The state Department of Environmental Conservation delivered 126,330 Chinook salmon and 10,000 steelhead today just after 1 p.m. The salmon numbers were increased by 10 percent from a year ago after the DEC determined the lake could handle more salmon.
They will be raised for a month in pens at Ernst Lake Breeze Marina. They fish will double in size, which increases their survival rates and also allows them to imprint on the river, meaning they are more likely to come back to the Oak Orchard when they are much bigger, mature fish.
The pens have automated feeders with food provided by the DEC.
This group helps line up and support an interconnected pipe, guiding the fish from the DEC truck to the pens in the water.

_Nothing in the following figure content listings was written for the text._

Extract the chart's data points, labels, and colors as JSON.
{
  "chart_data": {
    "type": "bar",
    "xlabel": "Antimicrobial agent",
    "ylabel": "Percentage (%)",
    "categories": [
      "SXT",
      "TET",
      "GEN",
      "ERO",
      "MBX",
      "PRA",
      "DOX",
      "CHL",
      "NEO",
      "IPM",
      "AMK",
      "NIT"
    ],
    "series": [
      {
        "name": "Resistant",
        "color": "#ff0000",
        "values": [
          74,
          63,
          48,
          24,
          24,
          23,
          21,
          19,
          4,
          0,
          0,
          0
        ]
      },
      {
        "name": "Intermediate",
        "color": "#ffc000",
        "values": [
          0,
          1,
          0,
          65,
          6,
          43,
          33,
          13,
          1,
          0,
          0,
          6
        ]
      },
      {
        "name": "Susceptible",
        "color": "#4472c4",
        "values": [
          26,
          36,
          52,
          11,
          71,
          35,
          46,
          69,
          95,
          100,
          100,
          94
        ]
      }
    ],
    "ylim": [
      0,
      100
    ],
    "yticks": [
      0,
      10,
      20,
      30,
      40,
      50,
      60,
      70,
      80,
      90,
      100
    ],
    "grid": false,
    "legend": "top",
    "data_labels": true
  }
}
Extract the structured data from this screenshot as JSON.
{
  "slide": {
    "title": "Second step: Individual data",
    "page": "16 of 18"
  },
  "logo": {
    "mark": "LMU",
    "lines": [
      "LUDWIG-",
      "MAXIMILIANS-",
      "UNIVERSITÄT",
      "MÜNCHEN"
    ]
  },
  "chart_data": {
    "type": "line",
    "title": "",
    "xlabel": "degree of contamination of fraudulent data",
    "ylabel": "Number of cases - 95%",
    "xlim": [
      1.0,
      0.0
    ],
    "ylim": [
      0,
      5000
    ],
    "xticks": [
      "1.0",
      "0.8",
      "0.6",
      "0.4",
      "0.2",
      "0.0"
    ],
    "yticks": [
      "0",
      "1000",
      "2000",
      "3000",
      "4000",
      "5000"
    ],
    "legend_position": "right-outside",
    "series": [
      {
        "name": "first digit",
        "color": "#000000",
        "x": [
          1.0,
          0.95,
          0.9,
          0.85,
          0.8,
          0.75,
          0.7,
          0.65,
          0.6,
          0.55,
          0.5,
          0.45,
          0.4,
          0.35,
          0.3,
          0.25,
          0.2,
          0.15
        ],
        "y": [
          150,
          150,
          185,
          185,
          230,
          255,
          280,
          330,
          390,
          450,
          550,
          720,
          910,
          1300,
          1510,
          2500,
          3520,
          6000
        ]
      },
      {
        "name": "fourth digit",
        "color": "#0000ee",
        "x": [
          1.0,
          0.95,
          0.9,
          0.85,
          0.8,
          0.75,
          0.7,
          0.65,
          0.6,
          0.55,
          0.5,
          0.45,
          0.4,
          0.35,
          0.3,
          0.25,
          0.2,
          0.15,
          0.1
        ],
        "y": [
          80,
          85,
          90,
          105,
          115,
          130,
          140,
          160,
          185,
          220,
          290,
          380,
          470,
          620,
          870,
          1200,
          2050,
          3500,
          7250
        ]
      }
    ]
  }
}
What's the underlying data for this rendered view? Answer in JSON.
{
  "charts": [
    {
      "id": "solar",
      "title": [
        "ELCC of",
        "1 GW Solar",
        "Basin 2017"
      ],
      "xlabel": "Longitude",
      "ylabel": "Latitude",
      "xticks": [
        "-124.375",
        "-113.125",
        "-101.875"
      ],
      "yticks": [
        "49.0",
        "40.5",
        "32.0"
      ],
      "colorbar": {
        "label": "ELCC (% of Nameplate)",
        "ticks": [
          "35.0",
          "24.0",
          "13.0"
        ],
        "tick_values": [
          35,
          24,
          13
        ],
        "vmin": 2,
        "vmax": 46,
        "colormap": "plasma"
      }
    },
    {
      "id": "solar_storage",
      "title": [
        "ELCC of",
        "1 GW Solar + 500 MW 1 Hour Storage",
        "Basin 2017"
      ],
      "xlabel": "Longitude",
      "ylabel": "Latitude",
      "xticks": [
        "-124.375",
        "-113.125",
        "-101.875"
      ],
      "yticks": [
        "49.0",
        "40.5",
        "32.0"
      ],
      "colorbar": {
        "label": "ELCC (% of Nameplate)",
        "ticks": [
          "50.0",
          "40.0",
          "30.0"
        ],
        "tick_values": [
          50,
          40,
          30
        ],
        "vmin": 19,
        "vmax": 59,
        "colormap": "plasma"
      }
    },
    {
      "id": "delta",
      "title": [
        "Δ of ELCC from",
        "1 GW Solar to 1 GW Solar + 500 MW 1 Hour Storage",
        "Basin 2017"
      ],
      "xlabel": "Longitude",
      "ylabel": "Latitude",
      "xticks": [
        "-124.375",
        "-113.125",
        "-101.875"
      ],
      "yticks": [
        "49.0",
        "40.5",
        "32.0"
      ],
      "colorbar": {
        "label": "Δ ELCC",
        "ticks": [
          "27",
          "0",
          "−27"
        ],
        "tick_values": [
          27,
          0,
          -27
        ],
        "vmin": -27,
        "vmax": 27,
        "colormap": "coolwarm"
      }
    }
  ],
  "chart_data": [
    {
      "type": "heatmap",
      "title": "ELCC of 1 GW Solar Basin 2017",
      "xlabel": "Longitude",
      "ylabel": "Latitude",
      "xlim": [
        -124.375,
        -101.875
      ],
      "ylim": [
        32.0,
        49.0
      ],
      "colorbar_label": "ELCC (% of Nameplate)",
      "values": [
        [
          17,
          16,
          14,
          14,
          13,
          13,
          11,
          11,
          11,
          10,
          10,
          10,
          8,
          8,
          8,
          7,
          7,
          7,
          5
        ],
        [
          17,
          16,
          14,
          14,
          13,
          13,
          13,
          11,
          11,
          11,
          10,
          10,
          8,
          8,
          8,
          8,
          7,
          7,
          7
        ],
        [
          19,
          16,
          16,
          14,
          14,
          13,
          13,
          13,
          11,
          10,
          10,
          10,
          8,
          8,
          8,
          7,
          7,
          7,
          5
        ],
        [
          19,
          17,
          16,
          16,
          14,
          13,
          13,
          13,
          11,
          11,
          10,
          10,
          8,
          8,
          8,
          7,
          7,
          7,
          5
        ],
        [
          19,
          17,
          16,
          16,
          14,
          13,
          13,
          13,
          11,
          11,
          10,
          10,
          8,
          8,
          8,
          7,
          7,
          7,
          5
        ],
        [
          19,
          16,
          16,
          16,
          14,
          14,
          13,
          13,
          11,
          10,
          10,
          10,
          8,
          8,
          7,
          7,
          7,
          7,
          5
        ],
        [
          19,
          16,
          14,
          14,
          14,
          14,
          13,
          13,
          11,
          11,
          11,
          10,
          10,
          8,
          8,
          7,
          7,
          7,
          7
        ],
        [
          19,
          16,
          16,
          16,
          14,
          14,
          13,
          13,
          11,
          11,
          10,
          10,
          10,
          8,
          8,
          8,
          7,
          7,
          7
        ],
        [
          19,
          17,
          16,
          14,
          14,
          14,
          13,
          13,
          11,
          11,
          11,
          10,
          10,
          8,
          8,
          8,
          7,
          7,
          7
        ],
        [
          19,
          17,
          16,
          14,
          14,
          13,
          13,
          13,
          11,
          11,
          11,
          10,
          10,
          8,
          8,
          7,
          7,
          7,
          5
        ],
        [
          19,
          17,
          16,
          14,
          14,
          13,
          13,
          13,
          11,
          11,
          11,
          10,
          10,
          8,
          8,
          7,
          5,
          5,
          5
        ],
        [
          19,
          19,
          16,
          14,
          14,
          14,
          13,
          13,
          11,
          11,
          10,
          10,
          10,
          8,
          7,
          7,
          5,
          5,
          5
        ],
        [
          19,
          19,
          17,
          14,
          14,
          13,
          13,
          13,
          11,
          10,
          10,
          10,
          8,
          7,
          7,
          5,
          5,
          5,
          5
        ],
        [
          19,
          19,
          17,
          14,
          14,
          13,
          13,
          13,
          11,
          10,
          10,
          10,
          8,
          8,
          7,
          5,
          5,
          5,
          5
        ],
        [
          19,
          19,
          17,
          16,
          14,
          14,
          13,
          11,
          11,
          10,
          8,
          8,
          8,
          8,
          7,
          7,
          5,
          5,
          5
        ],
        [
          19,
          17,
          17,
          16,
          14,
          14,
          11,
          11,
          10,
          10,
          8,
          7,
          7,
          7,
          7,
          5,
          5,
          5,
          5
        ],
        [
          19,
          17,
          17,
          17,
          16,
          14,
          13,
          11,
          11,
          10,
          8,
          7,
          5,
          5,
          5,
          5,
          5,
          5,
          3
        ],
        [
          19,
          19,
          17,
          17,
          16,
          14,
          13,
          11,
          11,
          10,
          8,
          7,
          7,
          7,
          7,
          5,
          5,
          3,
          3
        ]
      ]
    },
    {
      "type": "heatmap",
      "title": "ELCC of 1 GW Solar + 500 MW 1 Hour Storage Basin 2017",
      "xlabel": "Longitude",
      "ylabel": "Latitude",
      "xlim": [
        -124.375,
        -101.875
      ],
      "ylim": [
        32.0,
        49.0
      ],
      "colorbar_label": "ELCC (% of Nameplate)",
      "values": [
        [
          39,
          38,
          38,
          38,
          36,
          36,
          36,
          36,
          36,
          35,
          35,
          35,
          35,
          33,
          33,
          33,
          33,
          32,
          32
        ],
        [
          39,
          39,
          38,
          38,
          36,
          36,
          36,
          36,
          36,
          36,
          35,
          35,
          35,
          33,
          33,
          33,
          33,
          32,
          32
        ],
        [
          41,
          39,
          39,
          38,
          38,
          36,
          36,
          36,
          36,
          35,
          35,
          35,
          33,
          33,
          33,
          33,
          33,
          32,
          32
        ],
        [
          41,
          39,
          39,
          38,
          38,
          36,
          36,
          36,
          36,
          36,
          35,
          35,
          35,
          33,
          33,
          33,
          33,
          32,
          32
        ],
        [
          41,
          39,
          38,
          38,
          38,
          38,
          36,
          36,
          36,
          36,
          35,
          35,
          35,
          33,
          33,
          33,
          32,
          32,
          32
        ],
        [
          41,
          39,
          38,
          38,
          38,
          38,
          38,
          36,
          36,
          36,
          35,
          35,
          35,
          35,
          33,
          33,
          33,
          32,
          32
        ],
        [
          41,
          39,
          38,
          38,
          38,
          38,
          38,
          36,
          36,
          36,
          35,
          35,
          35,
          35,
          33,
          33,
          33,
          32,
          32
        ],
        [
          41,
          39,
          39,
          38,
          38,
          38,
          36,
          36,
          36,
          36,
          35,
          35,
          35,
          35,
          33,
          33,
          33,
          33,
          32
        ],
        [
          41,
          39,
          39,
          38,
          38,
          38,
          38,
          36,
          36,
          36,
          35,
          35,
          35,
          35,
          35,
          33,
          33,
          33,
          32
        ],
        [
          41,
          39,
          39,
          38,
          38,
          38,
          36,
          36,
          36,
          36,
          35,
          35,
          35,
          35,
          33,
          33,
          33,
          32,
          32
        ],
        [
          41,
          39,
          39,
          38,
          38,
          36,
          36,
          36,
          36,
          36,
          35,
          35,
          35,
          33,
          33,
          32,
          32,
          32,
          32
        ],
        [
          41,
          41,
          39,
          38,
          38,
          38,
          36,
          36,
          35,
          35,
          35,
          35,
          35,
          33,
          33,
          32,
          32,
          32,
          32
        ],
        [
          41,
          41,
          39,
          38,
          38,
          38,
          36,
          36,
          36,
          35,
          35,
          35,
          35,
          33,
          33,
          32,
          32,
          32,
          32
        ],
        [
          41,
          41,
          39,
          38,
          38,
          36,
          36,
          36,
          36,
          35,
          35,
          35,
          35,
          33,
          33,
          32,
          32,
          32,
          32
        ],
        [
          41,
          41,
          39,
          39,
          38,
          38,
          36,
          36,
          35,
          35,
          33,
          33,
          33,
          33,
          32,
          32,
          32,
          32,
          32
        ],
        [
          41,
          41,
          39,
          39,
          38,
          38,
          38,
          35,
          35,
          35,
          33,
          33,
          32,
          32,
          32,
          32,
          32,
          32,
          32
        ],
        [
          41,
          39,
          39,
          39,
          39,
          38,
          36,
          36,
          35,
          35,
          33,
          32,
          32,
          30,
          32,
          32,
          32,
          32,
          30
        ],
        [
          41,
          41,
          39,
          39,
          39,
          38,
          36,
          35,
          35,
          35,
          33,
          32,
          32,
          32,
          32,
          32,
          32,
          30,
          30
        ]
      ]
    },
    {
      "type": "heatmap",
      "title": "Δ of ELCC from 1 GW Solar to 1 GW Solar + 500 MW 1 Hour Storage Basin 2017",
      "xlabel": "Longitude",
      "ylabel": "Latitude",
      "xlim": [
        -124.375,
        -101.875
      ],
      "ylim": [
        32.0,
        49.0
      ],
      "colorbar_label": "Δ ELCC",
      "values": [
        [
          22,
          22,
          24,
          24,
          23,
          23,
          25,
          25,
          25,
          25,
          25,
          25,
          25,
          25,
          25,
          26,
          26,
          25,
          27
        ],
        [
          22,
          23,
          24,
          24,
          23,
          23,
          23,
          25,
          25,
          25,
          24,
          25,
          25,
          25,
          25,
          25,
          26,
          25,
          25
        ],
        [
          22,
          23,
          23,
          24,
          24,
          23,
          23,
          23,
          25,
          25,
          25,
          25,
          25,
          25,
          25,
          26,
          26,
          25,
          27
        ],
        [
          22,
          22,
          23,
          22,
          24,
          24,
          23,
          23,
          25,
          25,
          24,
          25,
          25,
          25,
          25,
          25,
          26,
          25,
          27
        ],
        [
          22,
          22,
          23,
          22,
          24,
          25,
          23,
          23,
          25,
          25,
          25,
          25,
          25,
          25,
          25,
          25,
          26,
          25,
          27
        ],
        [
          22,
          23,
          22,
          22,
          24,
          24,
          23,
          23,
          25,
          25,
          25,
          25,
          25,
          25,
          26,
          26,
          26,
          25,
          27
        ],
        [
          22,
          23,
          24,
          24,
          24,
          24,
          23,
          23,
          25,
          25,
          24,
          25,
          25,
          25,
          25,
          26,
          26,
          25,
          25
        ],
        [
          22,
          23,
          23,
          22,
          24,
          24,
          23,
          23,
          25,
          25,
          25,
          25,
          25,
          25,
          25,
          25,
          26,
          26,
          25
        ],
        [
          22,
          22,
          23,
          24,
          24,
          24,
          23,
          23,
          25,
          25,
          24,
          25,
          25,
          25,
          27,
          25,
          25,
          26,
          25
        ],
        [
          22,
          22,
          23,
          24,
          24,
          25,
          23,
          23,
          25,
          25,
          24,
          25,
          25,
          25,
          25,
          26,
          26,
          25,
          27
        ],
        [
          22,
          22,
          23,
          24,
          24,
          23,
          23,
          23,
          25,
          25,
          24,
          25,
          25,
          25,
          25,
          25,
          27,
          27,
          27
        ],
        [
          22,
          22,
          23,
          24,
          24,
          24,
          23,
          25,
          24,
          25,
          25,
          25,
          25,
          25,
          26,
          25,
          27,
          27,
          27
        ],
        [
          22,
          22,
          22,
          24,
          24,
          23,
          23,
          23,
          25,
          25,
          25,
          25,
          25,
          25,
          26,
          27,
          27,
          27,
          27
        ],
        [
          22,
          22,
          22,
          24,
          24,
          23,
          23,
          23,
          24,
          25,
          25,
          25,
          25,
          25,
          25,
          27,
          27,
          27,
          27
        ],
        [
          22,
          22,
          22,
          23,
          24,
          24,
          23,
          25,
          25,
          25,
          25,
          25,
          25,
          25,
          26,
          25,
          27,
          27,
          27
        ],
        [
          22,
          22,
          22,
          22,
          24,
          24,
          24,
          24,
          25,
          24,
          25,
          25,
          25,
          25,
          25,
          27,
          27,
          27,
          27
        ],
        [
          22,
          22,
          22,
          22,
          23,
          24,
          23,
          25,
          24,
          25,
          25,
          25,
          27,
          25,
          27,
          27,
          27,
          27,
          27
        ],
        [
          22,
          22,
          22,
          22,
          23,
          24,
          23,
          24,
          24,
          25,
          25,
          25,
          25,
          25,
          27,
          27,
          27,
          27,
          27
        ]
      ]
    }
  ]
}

A group of charter boat captains and other volunteers will keep an eye on the fish in the next month.
Bob Songin, a charter boat captain who is second from left, has been with the pen-rearing since it started 25 years ago in 1998.
At the time it was a pilot project with 50,000 Chinook and 5,000 steelhead. The group at Oak Orchard and the DEC showed the pen-rearing projects can be successful, leading to more mature fish and happier anglers who fish in the lake in the summer and the tributaries in the fall.
Ed Shepherd from the DEC’s Altmar hatchery gets ready to release the fish from a tank on the truck through the pipes to the pen.
The fish delivery on April 3 is believed to be the earliest shipment. Bob Songin said they are usually delivered around April 10. He said the fish got bigger at the hatchery ahead of schedule, likely from the warmer-than-normal waters from a winter with above-average temps.
Joe Grolling of Carlton was among the volunteers helping with the fish delivery today.
Some of the little salmon didn’t make it to the pen when the pipe’s interconnection failed. These people scrambled to pick up the fish and get them into buckets to be put in the pens. Many younger kids were on hand with no school in session. Those kids were quick to pick up the fish.
It was a community effort to work with the DEC to get the fish from the truck to the pens.